The team also studied the varying phase dynamics of the bundle’s response to the sound. This involved stimulating a bundle while recording the phase of its spontaneous oscillations. The researchers used a high-speed camera to measure the degree of synchronization between the oscillations and an input sound signal. “We saw that when the stimulation was very strong, the oscillations and our signal showed a constant phase difference: they were always ‘phase-locked’. But for a weaker signal, we saw ‘phase slips’: intermittently there is synchronization, then it is lost for a while, and then it is synchronized again,” explains Roongthumskul.

These observations suggest that the phase dynamics follow predictions based on a different set of equations than previously thought. The new equations predict that once a stimulus is applied, the response is very quick and sensitive. This advantage could point to the mechanism that allows for the detection of extremely soft sounds.
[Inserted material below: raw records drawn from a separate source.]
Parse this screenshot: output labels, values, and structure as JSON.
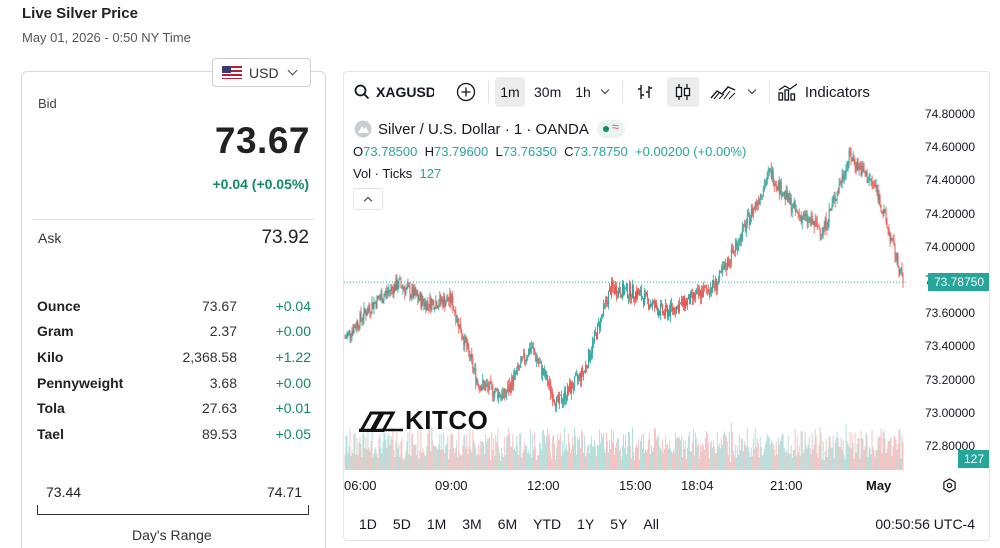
{
  "page": {
    "title": "Live Silver Price",
    "datetime": "May 01, 2026 - 0:50 NY Time"
  },
  "currency": {
    "selected": "USD",
    "icon": "us-flag-icon"
  },
  "quote": {
    "bid_label": "Bid",
    "bid": "73.67",
    "change": "+0.04 (+0.05%)",
    "ask_label": "Ask",
    "ask": "73.92"
  },
  "units": [
    {
      "name": "Ounce",
      "value": "73.67",
      "change": "+0.04"
    },
    {
      "name": "Gram",
      "value": "2.37",
      "change": "+0.00"
    },
    {
      "name": "Kilo",
      "value": "2,368.58",
      "change": "+1.22"
    },
    {
      "name": "Pennyweight",
      "value": "3.68",
      "change": "+0.00"
    },
    {
      "name": "Tola",
      "value": "27.63",
      "change": "+0.01"
    },
    {
      "name": "Tael",
      "value": "89.53",
      "change": "+0.05"
    }
  ],
  "day_range": {
    "low": "73.44",
    "high": "74.71",
    "label": "Day's Range"
  },
  "chart": {
    "symbol": "XAGUSD",
    "intervals": [
      "1m",
      "30m",
      "1h"
    ],
    "active_interval": "1m",
    "indicators_label": "Indicators",
    "legend_title": "Silver / U.S. Dollar · 1 · OANDA",
    "legend_o": "73.78500",
    "legend_h": "73.79600",
    "legend_l": "73.76350",
    "legend_c": "73.78750",
    "legend_change": "+0.00200 (+0.00%)",
    "vol_label": "Vol · Ticks",
    "vol_value": "127",
    "price_scale": [
      "74.80000",
      "74.60000",
      "74.40000",
      "74.20000",
      "74.00000",
      "73.80000",
      "73.60000",
      "73.40000",
      "73.20000",
      "73.00000",
      "72.80000"
    ],
    "current_price_tag": "73.78750",
    "current_volume_tag": "127",
    "time_labels": [
      "06:00",
      "09:00",
      "12:00",
      "15:00",
      "18:04",
      "21:00",
      "May"
    ],
    "ranges": [
      "1D",
      "5D",
      "1M",
      "3M",
      "6M",
      "YTD",
      "1Y",
      "5Y",
      "All"
    ],
    "clock": "00:50:56 UTC-4",
    "watermark": "KITCO",
    "colors": {
      "up": "#26a69a",
      "down": "#ef5350",
      "positive_text": "#128a63"
    }
  },
  "chart_data": {
    "type": "line",
    "title": "Silver / U.S. Dollar · 1 · OANDA",
    "ylim": [
      72.7,
      74.8
    ],
    "x": [
      "06:00",
      "07:00",
      "08:00",
      "09:00",
      "09:30",
      "10:00",
      "10:30",
      "11:00",
      "12:00",
      "13:00",
      "14:00",
      "15:00",
      "16:00",
      "17:00",
      "18:04",
      "19:00",
      "20:00",
      "21:00",
      "22:00",
      "23:00",
      "00:00",
      "00:50"
    ],
    "series": [
      {
        "values": [
          73.45,
          73.65,
          73.78,
          73.66,
          73.68,
          73.18,
          73.1,
          73.4,
          73.05,
          73.25,
          73.75,
          73.72,
          73.6,
          73.68,
          73.78,
          74.1,
          74.45,
          74.2,
          74.1,
          74.55,
          74.35,
          73.79
        ]
      }
    ]
  }
}
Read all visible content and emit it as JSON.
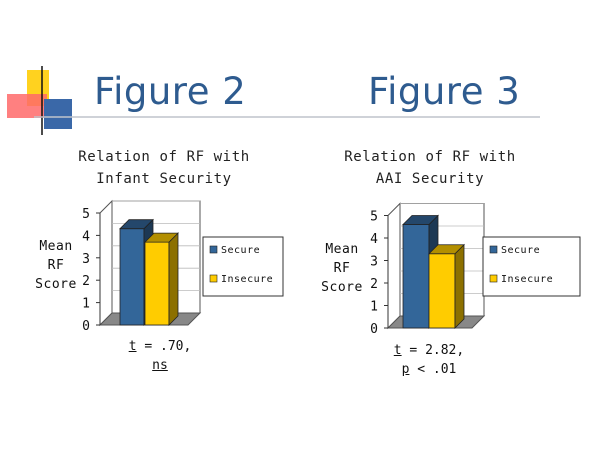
{
  "headings": {
    "left": "Figure 2",
    "right": "Figure 3"
  },
  "colors": {
    "secure": "#336699",
    "insecure": "#ffcc00",
    "title": "#2e5b8f"
  },
  "chart_data": [
    {
      "type": "bar",
      "title": "Relation of RF with Infant Security",
      "title_lines": [
        "Relation of RF with",
        "Infant Security"
      ],
      "ylabel_lines": [
        "Mean",
        "RF",
        "Score"
      ],
      "categories": [
        ""
      ],
      "series": [
        {
          "name": "Secure",
          "values": [
            4.3
          ]
        },
        {
          "name": "Insecure",
          "values": [
            3.7
          ]
        }
      ],
      "ylim": [
        0,
        5
      ],
      "yticks": [
        "0",
        "1",
        "2",
        "3",
        "4",
        "5"
      ],
      "legend": "right",
      "annotation": {
        "t_label": "t",
        "t_value": " = .70,",
        "sig": "ns",
        "sig_rest": ""
      }
    },
    {
      "type": "bar",
      "title": "Relation of RF with AAI Security",
      "title_lines": [
        "Relation of RF with",
        "AAI Security"
      ],
      "ylabel_lines": [
        "Mean",
        "RF",
        "Score"
      ],
      "categories": [
        ""
      ],
      "series": [
        {
          "name": "Secure",
          "values": [
            4.6
          ]
        },
        {
          "name": "Insecure",
          "values": [
            3.3
          ]
        }
      ],
      "ylim": [
        0,
        5
      ],
      "yticks": [
        "0",
        "1",
        "2",
        "3",
        "4",
        "5"
      ],
      "legend": "right",
      "annotation": {
        "t_label": "t",
        "t_value": " = 2.82,",
        "sig": "p",
        "sig_rest": " < .01"
      }
    }
  ]
}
Although Roongthumskul cautions that the spontaneous oscillations have not been seen in living ears – it is very hard to image the bundles while they are within the ear – he says that the new results should give a better understanding of the dynamics of hearing. He also admits that much more work is needed. “What we don’t understand is how we can hear 0 dB sounds, especially as some of these sounds cause vibrations that are less than the thermal fluctuations or the background noise in the ear itself,” he says.

The results are published in Physical Review Letters.